Déjà tout le peuple more10
À ce miracle entendu ;
À l’un et l’autre Bosphore
Le bruit en est répandu ;
Toutes les plaines le savent,
Que l’Inde et l’Euphrate lavent ;
Et déja pâle d’effroi11
Memphis se pense captive,
Voyant si près de sa rive
Un neveu de Godefroi12.



1. Cette ode est belle ; elle est courte et pleine de chaleur. La marche est vive et lyrique ; le style, noble et ferme ; les images, vraies et variées. A. Chénier.

2. Charmante image, prise aux anciens, et qu’il a répétée mille fois, selon sa coutume. A. Chénier.

3. Image moderne, riche et belle et poétique. Cela donne à nos beaux poèmes une physionomie française ; ils n’ont plus l’air de traductions des anciens. Cette image remplace le :

« Cressa ne careat pulchra dies nota. »

L’image des quatre derniers vers de cette seconde strophe n’est point moderne comme je l’avais cru. La voilà dans Martial :

« O nox omnis, et hora, quæ notata est
« O » Caris littoris indici lapillis ! »

(L. x, c. 38.)

Ce qui ne diminue point du tout le mérite de Malherbe. A. Chénier.
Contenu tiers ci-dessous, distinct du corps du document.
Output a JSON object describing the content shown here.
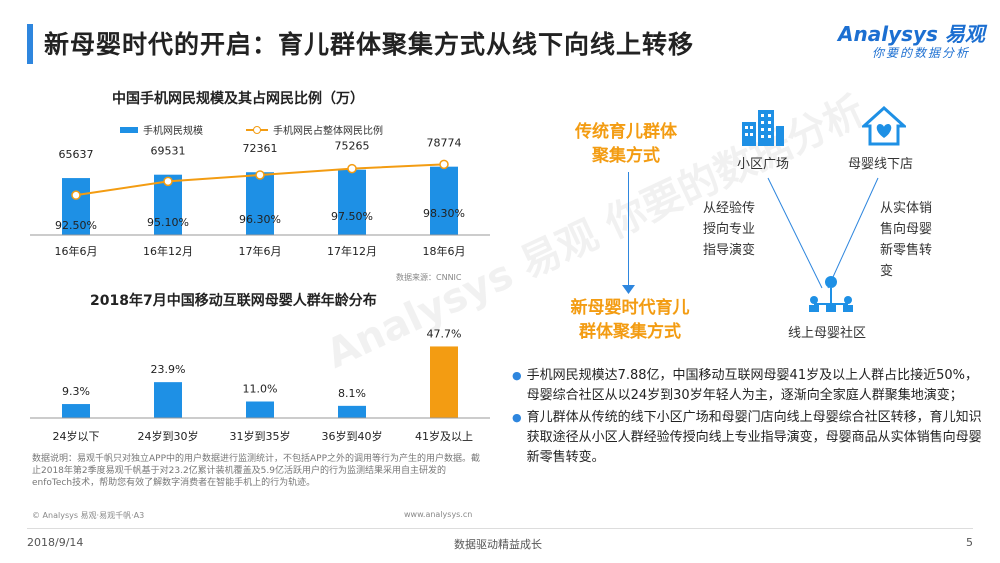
{
  "header": {
    "title": "新母婴时代的开启：育儿群体聚集方式从线下向线上转移",
    "logo": "Analysys 易观",
    "logo_slogan": "你要的数据分析"
  },
  "watermark": "Analysys 易观 你要的数据分析",
  "chart_data": [
    {
      "type": "bar",
      "title": "中国手机网民规模及其占网民比例（万）",
      "categories": [
        "16年6月",
        "16年12月",
        "17年6月",
        "17年12月",
        "18年6月"
      ],
      "series": [
        {
          "name": "手机网民规模",
          "values": [
            65637,
            69531,
            72361,
            75265,
            78774
          ],
          "labels": [
            "65637",
            "69531",
            "72361",
            "75265",
            "78774"
          ]
        },
        {
          "name": "手机网民占整体网民比例",
          "type": "line",
          "values": [
            92.5,
            95.1,
            96.3,
            97.5,
            98.3
          ],
          "labels": [
            "92.50%",
            "95.10%",
            "96.30%",
            "97.50%",
            "98.30%"
          ]
        }
      ],
      "colors": {
        "bar": "#1e90e5",
        "line": "#f39c12"
      },
      "legend": "top",
      "grid": false
    },
    {
      "type": "bar",
      "title": "2018年7月中国移动互联网母婴人群年龄分布",
      "categories": [
        "24岁以下",
        "24岁到30岁",
        "31岁到35岁",
        "36岁到40岁",
        "41岁及以上"
      ],
      "values": [
        9.3,
        23.9,
        11.0,
        8.1,
        47.7
      ],
      "labels": [
        "9.3%",
        "23.9%",
        "11.0%",
        "8.1%",
        "47.7%"
      ],
      "colors": {
        "bar": "#1e90e5",
        "highlight": "#f39c12"
      },
      "grid": false
    }
  ],
  "source": "数据来源：CNNIC",
  "note": "数据说明：易观千帆只对独立APP中的用户数据进行监测统计，不包括APP之外的调用等行为产生的用户数据。截止2018年第2季度易观千帆基于对23.2亿累计装机覆盖及5.9亿活跃用户的行为监测结果采用自主研发的enfoTech技术，帮助您有效了解数字消费者在智能手机上的行为轨迹。",
  "copyright": "© Analysys 易观·易观千帆·A3",
  "site": "www.analysys.cn",
  "diagram": {
    "traditional": [
      "传统育儿群体",
      "聚集方式"
    ],
    "new_era": [
      "新母婴时代育儿",
      "群体聚集方式"
    ],
    "node_community": "小区广场",
    "node_store": "母婴线下店",
    "node_online": "线上母婴社区",
    "left_text": [
      "从经验传",
      "授向专业",
      "指导演变"
    ],
    "right_text": [
      "从实体销",
      "售向母婴",
      "新零售转",
      "变"
    ],
    "icons": [
      "building-icon",
      "house-heart-icon",
      "community-network-icon"
    ],
    "accent_color": "#f39c12",
    "line_color": "#2e86de"
  },
  "bullets": [
    "手机网民规模达7.88亿，中国移动互联网母婴41岁及以上人群占比接近50%，母婴综合社区从以24岁到30岁年轻人为主，逐渐向全家庭人群聚集地演变；",
    "育儿群体从传统的线下小区广场和母婴门店向线上母婴综合社区转移，育儿知识获取途径从小区人群经验传授向线上专业指导演变，母婴商品从实体销售向母婴新零售转变。"
  ],
  "footer": {
    "date": "2018/9/14",
    "slogan": "数据驱动精益成长",
    "page": "5"
  }
}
4. Charles Casaux, consul de Marseille, s’étant rendu maître absolu dans cette ville, avec Louis d’Aix, avait appelé les espagnols à son secours pour se maintenir contre les forces du roi, commandées par le duc de Guise. Édit.

5. Cavoient est presque plus beau, là, que creusoient. A. Chénier.

6. Charles, fils d’Henri, duc de Guise, surnommé le Balafré. Édit.

7. Deux vers divins. A. Chénier.

8. Toute cette strophe est admirable et sublime, et supérieurement coupée. Il y a près de 200 ans qu’un homme en France écrivait de ce style. A. Chénier.

9. —————-——————La jeunesse de l’année

Soudain se voit terminée.
Après le chaud véhément
Revient l’extrême froidure ;
Et rien au monde ne dure
Qu’un éternel changement.
Leurs courses entresuivies
Vont comme un flus et reflus.

Racan, Ode à M. de Termes.

Cette strophe philosophique est fort bien placée. Il n’est rien de plus intéressant et de plus délicieux que ce mélange adroit et facile de faits et de réflexions morales. Le grand Rousseau n’a pas toujours connu cet art charmant, dans lequel Horace excelle comme dans tout le reste. A. Chénier.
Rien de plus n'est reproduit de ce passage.